Une évolution infra-annuelle marquée par des mouvements contrastés
L’analyse des flux intra-annuels met en lumière des comportements particulièrement révélateurs. Durant les cinq premiers mois de l’année, les retraits nets diminuent, passant de 15,3 à 14,7 milliards de dirhams, traduisant une légère baisse de la demande en liquidités. Cette tendance est toutefois contrebalancée par un regain saisonnier lié à l’Aïd Al-Adha et à l’été, périodes traditionnellement propices à la consommation et aux transferts familiaux. Les flux nets atteignent alors 19,1 milliards de dirhams, illustrant la sensibilité du cash aux rythmes sociaux et religieux.
Le mois de décembre 2024 constitue cependant un cas exceptionnel. Les versements en cash bondissent à 20,6 milliards de dirhams, soutenus massivement par l’impact de l’amnistie fiscale, tandis que les sorties reculent à 18,4 milliards. Cette opération exceptionnelle permet d’absorber une partie du cash dormant et contribue à contenir l’expansion habituellement vigoureuse de la circulation fiduciaire en fin d’année.
Une structure du cash toujours dominée par les grosses coupures
Si la dynamique ralentit, la composition du cash reste quant à elle quasiment inchangée.
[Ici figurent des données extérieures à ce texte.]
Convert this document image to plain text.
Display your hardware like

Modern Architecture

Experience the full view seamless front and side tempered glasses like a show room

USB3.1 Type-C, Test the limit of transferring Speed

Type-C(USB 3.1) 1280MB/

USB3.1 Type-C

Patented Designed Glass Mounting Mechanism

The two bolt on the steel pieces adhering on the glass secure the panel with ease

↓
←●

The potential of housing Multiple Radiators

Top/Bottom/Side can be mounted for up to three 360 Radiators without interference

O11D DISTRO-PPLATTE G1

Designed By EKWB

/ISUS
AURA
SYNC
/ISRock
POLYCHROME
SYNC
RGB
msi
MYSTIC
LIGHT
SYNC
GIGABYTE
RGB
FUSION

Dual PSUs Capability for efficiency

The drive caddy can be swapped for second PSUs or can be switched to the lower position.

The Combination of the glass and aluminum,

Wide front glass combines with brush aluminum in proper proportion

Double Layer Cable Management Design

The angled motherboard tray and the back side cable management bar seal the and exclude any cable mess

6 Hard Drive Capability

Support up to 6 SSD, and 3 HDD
Le billet de 200 dirhams règne largement sur le paysage monétaire, représentant 75% de la valeur globale en circulation et 57% du volume total. Il est suivi du billet de 100 dirhams, dont les proportions restent stables avec 23% en valeur et 34% en volume. Les petites coupures, notamment celles de 20 et 50 dirhams, demeurent marginales dans l’ensemble de la circulation fiduciaire.
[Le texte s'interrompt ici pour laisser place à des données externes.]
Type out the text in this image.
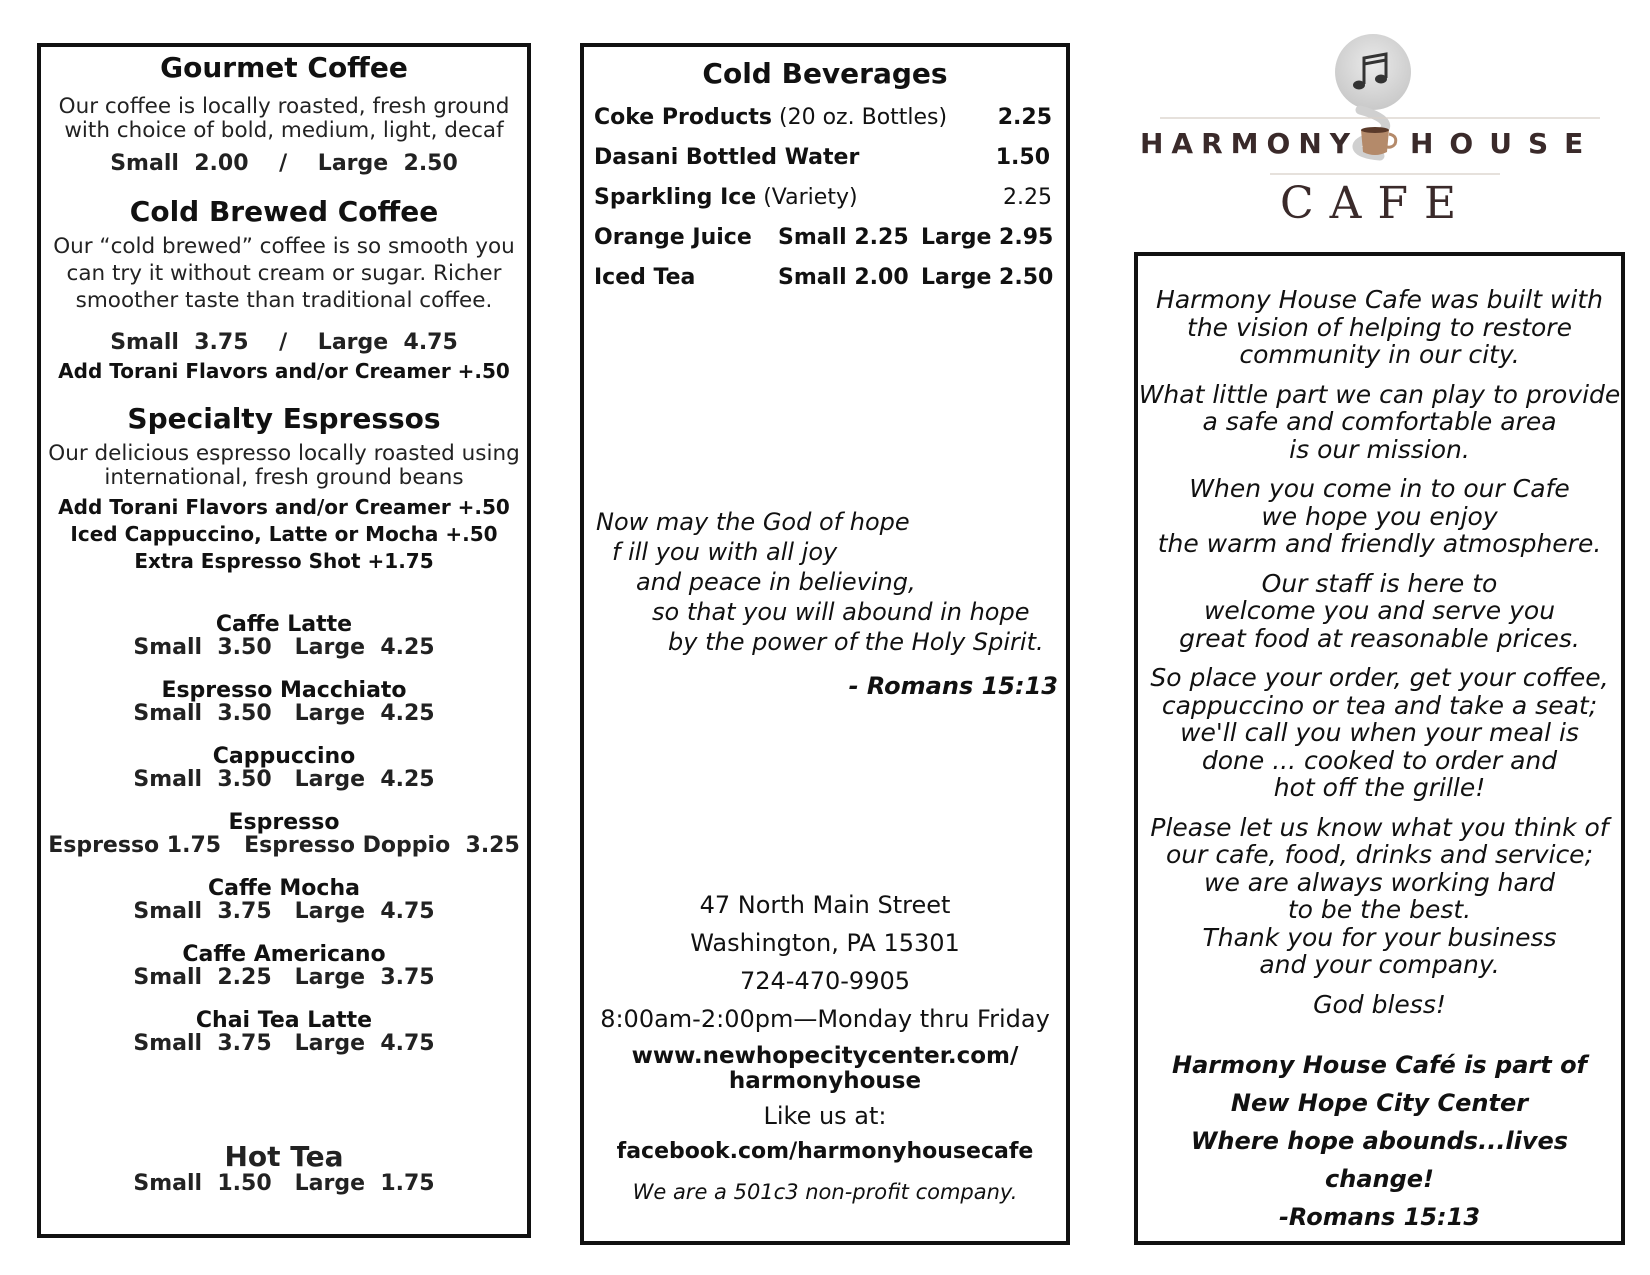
Gourmet Coffee
Our coffee is locally roasted, fresh ground
with choice of bold, medium, light, decaf
Small  2.00    /    Large  2.50
Cold Brewed Coffee
Our “cold brewed” coffee is so smooth you
can try it without cream or sugar. Richer
smoother taste than traditional coffee.
Small  3.75    /    Large  4.75
Add Torani Flavors and/or Creamer +.50
Specialty Espressos
Our delicious espresso locally roasted using
international, fresh ground beans
Add Torani Flavors and/or Creamer +.50
Iced Cappuccino, Latte or Mocha +.50
Extra Espresso Shot +1.75
Caffe Latte
Small  3.50   Large  4.25
Espresso Macchiato
Small  3.50   Large  4.25
Cappuccino
Small  3.50   Large  4.25
Espresso
Espresso 1.75   Espresso Doppio  3.25
Caffe Mocha
Small  3.75   Large  4.75
Caffe Americano
Small  2.25   Large  3.75
Chai Tea Latte
Small  3.75   Large  4.75
Hot Tea
Small  1.50   Large  1.75
Cold Beverages
Coke Products (20 oz. Bottles) 2.25
Dasani Bottled Water	1.50
Sparkling Ice (Variety)	2.25
Orange Juice Small 2.25 Large 2.95
Iced Tea	Small 2.00 Large 2.50
Now may the God of hope
f ill you with all joy
and peace in believing,
so that you will abound in hope
by the power of the Holy Spirit.
- Romans 15:13
47 North Main Street
Washington, PA 15301
724-470-9905
8:00am-2:00pm—Monday thru Friday
www.newhopecitycenter.com/
harmonyhouse
Like us at:
facebook.com/harmonyhousecafe
We are a 501c3 non-profit company.
HARMONY HOUSE
CAFE

Harmony House Cafe was built with
the vision of helping to restore
community in our city.

What little part we can play to provide
a safe and comfortable area
is our mission.

When you come in to our Cafe
we hope you enjoy
the warm and friendly atmosphere.

Our staff is here to
welcome you and serve you
great food at reasonable prices.

So place your order, get your coffee,
cappuccino or tea and take a seat;
we'll call you when your meal is
done ... cooked to order and
hot off the grille!

Please let us know what you think of
our cafe, food, drinks and service;
we are always working hard
to be the best.
Thank you for your business
and your company.

God bless!

Harmony House Café is part of
New Hope City Center
Where hope abounds...lives change!
-Romans 15:13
Du côté des pièces, la croissance reste modérée avec une hausse de 3,1%. Les pièces de 1 dirham et ½ dirham restent les plus utilisées, confirmant leur rôle central dans les transactions quotidiennes, notamment dans les transports, les commerces de proximité et l’économie informelle.
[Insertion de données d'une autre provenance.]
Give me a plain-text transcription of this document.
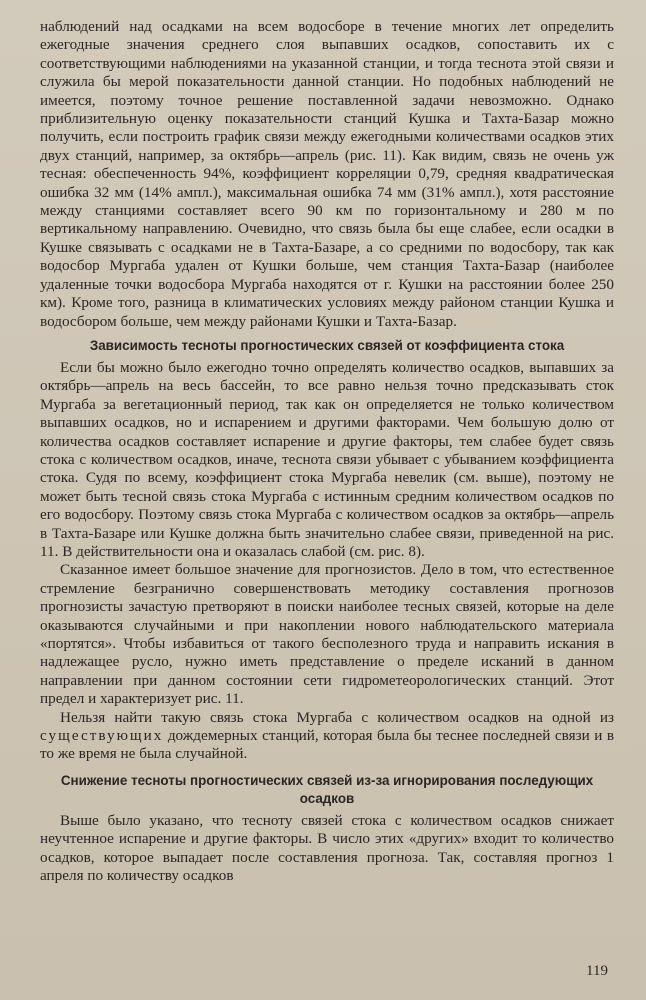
наблюдений над осадками на всем водосборе в течение многих лет определить ежегодные значения среднего слоя выпавших осадков, сопоставить их с соответствующими наблюдениями на указанной станции, и тогда теснота этой связи и служила бы мерой показательности данной станции. Но подобных наблюдений не имеется, поэтому точное решение поставленной задачи невозможно. Однако приблизительную оценку показательности станций Кушка и Тахта-Базар можно получить, если построить график связи между ежегодными количествами осадков этих двух станций, например, за октябрь—апрель (рис. 11). Как видим, связь не очень уж тесная: обеспеченность 94%, коэффициент корреляции 0,79, средняя квадратическая ошибка 32 мм (14% ампл.), максимальная ошибка 74 мм (31% ампл.), хотя расстояние между станциями составляет всего 90 км по горизонтальному и 280 м по вертикальному направлению. Очевидно, что связь была бы еще слабее, если осадки в Кушке связывать с осадками не в Тахта-Базаре, а со средними по водосбору, так как водосбор Мургаба удален от Кушки больше, чем станция Тахта-Базар (наиболее удаленные точки водосбора Мургаба находятся от г. Кушки на расстоянии более 250 км). Кроме того, разница в климатических условиях между районом станции Кушка и водосбором больше, чем между районами Кушки и Тахта-Базар.

Зависимость тесноты прогностических связей от коэффициента стока

Если бы можно было ежегодно точно определять количество осадков, выпавших за октябрь—апрель на весь бассейн, то все равно нельзя точно предсказывать сток Мургаба за вегетационный период, так как он определяется не только количеством выпавших осадков, но и испарением и другими факторами. Чем большую долю от количества осадков составляет испарение и другие факторы, тем слабее будет связь стока с количеством осадков, иначе, теснота связи убывает с убыванием коэффициента стока. Судя по всему, коэффициент стока Мургаба невелик (см. выше), поэтому не может быть тесной связь стока Мургаба с истинным средним количеством осадков по его водосбору. Поэтому связь стока Мургаба с количеством осадков за октябрь—апрель в Тахта-Базаре или Кушке должна быть значительно слабее связи, приведенной на рис. 11. В действительности она и оказалась слабой (см. рис. 8).

Сказанное имеет большое значение для прогнозистов. Дело в том, что естественное стремление безгранично совершенствовать методику составления прогнозов прогнозисты зачастую претворяют в поиски наиболее тесных связей, которые на деле оказываются случайными и при накоплении нового наблюдательского материала «портятся». Чтобы избавиться от такого бесполезного труда и направить искания в надлежащее русло, нужно иметь представление о пределе исканий в данном направлении при данном состоянии сети гидрометеорологических станций. Этот предел и характеризует рис. 11.

Нельзя найти такую связь стока Мургаба с количеством осадков на одной из существующих дождемерных станций, которая была бы теснее последней связи и в то же время не была случайной.

Снижение тесноты прогностических связей из-за игнорирования последующих осадков

Выше было указано, что тесноту связей стока с количеством осадков снижает неучтенное испарение и другие факторы. В число этих «других» входит то количество осадков, которое выпадает после составления прогноза. Так, составляя прогноз 1 апреля по количеству осадков

119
Le Maroc entre deux mondes : domination du cash et accélération du digital
Malgré son poids dominant, le cash n’est plus seul maître à bord. Les signaux d’un basculement progressif vers le paiement digital se multiplient : adoption croissante du virement instantané, essor du paiement mobile, modernisation rapide de l’infrastructure numérique, et multiplication des solutions de paiement électronique chez les commerçants.
Cette transition reste encore à un stade intermédiaire. Le cash continue de structurer le quotidien des transactions, mais les usages digitaux gagnent du terrain. À court terme, les espèces demeurent majoritaires. À moyen terme, la courbe pourrait s’inverser, et le Maroc pourrait amorcer un véritable rééquilibrage entre argent liquide et solutions électroniques.
Le rapport 2024 de Bank Al-Maghrib montre clairement que cette transition n’est plus hypothétique. Elle est en cours, tangible, et s’annonce comme l’une des évolutions structurelles majeures du système de paiement marocain pour les années à venir.